Five Principles To Raise Money-Savvy Kids By

1 March 2016
Being money smart is an essential life skill and being able to teach this to your children is a wonderful gift. Not only is being financially confident and informed important for your children’s financial health but also for their general wellbeing.

The American Psychological Association (APA) recognises that financial stress has an impact on people’s health and wellbeing and continues to be the most cited cause of stress. The most effective solution to financial stress is prevention.

ASIC’s MoneySmart has some great teaching resources to increase the financial literacy capabilities in young Australians but there are also some simple things you can do to teach your kids to help them become money savvy.

These tips are based MoneySmart’s five basic principles: planning, saving, spending, investing and donating.


Once your child can add, subtract and count money they can start getting some experience in planning by creating a holiday spending budget or weekly pocket money budget to manage over a period of time. Allowing your kids to make their own financial decisions can help them to see the benefit of planning.

If you have older kids, get them involved with the family budget. Doing the grocery shopping with you this is a good place to start. Together you can write a list, devise strategies to get more for your money and watch how much you spend. As an incentive to stick to the budget, you can even split the savings to add to their pocket money!


Saving can be a difficult concept for young children to understand as their concept of time isn’t fully developed. But although they may not understand what it means to live through “a week” or “a month” they will start to learn delayed gratification as they put money aside for a special toy and then they will see value of saving.

Show them how to practise saving daily so that it will hopefully become a positive lifelong habit. As an example, choose to make a less-expensive meal during the week and put the money towards buying ice creams on the weekend – and explain your actions to your kids. Kids need to understand the rational behind your financial decision making for then to do it themselves.


After your kids have helped with the grocery shopping you might find them comparing prices at the toy store or when choosing their own clothes to get the best price. Also encourage them to think about what they want to spend their money on and look for ways to reuse existing toys.

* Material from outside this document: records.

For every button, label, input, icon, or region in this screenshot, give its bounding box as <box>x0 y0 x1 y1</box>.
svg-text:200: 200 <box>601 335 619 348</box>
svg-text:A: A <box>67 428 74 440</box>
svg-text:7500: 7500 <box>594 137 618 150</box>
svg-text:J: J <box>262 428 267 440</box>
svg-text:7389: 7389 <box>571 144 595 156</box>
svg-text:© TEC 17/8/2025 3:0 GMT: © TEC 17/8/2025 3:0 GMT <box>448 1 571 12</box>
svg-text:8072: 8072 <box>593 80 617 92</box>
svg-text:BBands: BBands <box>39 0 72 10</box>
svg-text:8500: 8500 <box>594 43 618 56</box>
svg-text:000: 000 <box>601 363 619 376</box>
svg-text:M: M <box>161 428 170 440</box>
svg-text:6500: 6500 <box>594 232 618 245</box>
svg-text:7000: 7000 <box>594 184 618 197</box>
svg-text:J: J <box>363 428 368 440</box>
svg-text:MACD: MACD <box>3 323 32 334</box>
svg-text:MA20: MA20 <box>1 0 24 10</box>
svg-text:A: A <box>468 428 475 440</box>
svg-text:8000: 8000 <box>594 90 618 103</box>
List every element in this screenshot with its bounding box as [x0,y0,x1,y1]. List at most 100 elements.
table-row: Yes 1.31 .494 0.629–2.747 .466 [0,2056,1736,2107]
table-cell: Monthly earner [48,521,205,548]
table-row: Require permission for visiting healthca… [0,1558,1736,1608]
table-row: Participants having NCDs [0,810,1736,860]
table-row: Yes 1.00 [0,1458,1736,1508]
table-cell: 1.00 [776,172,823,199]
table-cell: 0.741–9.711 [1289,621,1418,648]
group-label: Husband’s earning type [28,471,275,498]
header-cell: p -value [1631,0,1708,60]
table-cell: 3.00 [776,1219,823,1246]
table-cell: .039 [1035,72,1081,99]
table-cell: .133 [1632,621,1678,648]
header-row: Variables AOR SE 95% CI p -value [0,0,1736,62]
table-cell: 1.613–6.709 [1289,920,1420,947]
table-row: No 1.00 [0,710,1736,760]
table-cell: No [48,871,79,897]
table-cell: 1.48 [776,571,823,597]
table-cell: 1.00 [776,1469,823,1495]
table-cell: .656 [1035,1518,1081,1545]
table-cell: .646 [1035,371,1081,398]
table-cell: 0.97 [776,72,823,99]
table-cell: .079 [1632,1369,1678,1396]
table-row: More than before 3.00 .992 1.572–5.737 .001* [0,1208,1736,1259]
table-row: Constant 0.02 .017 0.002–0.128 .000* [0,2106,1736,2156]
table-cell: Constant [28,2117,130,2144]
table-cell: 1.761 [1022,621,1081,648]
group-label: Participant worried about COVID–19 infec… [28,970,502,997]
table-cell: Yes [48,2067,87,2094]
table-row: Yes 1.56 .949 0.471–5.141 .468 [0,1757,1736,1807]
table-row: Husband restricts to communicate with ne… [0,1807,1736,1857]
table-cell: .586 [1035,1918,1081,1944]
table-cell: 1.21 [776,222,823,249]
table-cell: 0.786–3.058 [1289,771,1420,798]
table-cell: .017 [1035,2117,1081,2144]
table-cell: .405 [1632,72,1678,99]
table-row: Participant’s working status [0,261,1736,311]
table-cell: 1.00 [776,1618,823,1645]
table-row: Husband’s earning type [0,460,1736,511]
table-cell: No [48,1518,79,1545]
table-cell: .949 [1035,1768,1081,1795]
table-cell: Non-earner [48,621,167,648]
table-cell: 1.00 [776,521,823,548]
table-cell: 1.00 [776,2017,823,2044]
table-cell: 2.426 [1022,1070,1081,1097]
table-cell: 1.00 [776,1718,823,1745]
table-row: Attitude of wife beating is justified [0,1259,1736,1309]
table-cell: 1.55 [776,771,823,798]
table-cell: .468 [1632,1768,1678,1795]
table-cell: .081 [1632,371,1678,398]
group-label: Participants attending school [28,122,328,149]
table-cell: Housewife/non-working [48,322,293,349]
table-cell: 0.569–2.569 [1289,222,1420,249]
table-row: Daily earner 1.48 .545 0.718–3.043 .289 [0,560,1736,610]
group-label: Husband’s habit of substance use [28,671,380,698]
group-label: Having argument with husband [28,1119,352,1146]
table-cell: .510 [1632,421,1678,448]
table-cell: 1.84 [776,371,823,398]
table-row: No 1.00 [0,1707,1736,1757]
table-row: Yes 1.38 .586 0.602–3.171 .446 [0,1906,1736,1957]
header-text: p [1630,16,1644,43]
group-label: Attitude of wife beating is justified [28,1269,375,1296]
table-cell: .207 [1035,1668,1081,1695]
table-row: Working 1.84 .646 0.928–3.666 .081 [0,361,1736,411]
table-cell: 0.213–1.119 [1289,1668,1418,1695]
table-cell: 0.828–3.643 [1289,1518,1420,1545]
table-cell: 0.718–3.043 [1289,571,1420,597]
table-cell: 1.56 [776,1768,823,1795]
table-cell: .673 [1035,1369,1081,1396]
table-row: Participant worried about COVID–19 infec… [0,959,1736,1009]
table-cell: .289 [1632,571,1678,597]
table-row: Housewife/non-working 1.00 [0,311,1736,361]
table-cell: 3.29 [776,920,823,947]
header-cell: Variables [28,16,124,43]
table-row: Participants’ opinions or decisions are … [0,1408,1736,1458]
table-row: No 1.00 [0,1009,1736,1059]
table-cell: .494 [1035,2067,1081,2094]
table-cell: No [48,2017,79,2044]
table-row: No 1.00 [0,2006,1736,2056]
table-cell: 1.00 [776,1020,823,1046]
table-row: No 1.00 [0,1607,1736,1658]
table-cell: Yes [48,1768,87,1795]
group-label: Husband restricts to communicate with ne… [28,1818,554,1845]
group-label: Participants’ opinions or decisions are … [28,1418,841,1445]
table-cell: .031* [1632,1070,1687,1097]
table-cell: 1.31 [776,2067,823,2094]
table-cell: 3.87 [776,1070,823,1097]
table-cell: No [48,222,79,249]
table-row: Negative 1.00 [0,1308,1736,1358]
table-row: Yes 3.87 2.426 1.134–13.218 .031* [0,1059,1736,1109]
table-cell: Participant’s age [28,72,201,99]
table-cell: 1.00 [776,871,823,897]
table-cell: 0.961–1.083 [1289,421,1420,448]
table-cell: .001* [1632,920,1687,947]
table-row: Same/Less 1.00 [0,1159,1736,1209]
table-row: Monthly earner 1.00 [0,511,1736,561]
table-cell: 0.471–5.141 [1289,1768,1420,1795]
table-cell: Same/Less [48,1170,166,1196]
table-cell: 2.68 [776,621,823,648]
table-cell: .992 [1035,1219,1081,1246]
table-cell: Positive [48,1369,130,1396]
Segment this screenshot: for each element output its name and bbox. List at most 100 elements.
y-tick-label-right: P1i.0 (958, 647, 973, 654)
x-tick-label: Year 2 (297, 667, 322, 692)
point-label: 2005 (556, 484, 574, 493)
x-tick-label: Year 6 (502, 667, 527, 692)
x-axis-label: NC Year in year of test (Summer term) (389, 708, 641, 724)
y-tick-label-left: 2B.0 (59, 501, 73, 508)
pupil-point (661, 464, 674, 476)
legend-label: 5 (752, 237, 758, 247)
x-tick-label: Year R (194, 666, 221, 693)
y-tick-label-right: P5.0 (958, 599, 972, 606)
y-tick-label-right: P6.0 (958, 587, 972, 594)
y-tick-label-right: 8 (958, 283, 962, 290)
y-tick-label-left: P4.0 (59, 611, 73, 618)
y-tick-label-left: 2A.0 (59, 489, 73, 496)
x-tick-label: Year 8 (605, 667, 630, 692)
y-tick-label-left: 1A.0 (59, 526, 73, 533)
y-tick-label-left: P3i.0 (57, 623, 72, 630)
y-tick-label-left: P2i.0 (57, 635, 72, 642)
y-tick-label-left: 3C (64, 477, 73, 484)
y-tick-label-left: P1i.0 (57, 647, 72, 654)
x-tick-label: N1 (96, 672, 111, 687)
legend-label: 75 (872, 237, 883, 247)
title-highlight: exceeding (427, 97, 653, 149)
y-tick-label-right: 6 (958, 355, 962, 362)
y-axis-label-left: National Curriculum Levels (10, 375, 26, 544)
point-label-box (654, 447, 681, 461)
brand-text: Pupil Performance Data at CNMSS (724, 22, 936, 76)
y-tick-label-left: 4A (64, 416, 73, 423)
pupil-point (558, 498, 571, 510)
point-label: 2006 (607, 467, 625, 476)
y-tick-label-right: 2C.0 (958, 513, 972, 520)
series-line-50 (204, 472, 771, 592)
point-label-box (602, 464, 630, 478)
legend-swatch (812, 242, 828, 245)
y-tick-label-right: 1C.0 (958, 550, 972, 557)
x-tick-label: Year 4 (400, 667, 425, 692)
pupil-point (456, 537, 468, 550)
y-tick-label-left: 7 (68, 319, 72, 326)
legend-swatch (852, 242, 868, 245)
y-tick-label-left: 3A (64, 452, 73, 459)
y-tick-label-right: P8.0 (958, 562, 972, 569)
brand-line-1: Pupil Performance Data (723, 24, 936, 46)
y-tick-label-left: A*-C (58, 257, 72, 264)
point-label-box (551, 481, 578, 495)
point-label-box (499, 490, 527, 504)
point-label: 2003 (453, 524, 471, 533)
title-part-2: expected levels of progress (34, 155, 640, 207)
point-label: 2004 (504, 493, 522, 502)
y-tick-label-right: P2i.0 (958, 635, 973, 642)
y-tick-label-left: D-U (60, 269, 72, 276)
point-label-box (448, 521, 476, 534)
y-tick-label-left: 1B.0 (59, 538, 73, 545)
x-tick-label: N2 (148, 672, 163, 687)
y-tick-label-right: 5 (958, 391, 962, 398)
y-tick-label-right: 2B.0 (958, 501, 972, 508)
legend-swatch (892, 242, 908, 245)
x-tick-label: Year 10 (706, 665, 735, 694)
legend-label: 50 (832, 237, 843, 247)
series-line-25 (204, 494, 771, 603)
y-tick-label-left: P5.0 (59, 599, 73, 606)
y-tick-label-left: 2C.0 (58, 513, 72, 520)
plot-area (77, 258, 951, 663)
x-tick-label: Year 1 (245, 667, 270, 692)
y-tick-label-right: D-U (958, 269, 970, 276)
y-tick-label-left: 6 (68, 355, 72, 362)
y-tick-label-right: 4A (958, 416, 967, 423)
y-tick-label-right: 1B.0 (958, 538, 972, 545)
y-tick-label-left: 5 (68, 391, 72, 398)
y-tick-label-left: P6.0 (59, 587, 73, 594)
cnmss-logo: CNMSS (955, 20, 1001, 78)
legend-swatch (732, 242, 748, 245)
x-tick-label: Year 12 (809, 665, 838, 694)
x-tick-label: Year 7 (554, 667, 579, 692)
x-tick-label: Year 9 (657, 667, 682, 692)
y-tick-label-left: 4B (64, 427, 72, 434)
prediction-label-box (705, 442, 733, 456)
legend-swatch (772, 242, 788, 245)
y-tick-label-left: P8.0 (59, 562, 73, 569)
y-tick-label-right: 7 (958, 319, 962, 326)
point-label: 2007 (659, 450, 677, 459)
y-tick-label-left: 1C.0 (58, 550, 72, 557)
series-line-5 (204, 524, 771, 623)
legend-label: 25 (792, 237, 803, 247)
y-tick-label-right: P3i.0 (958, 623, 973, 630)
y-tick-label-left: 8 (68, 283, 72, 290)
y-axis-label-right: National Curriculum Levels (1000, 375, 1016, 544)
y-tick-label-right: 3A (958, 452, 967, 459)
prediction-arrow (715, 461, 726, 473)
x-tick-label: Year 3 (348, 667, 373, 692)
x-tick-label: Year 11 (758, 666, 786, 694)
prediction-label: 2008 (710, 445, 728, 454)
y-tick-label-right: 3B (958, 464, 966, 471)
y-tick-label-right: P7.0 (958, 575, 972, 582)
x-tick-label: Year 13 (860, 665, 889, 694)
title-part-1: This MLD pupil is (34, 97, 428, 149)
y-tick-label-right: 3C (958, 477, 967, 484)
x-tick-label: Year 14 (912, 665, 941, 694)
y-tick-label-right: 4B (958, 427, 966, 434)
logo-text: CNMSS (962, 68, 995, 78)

Where possible seize the opportunity to show kids of all ages how money can grow over time. By helping your child to save you can show them how putting some of their money aside into a high interest account will make their money grow!


Your kids will first start to learn the concept of sharing with their siblings or friends by sharing toys. This teaches them thoughtfulness and generosity. Encourage your kids to also give to community groups, buskers or not-for-profits. Let them choose who they will donate to. If they love animals they may want to put some of their pocket money aside each week for the RSPCA or setup a cake stall outside your house to raise money.

Modelling good financial decision-making is so important. Make sure you involve your children in your financial decisions so they can learn from you.

Whatever approach you decide to take to teach your kids about these five foundations to being money smart just remember that personal experiences are what they will remember most.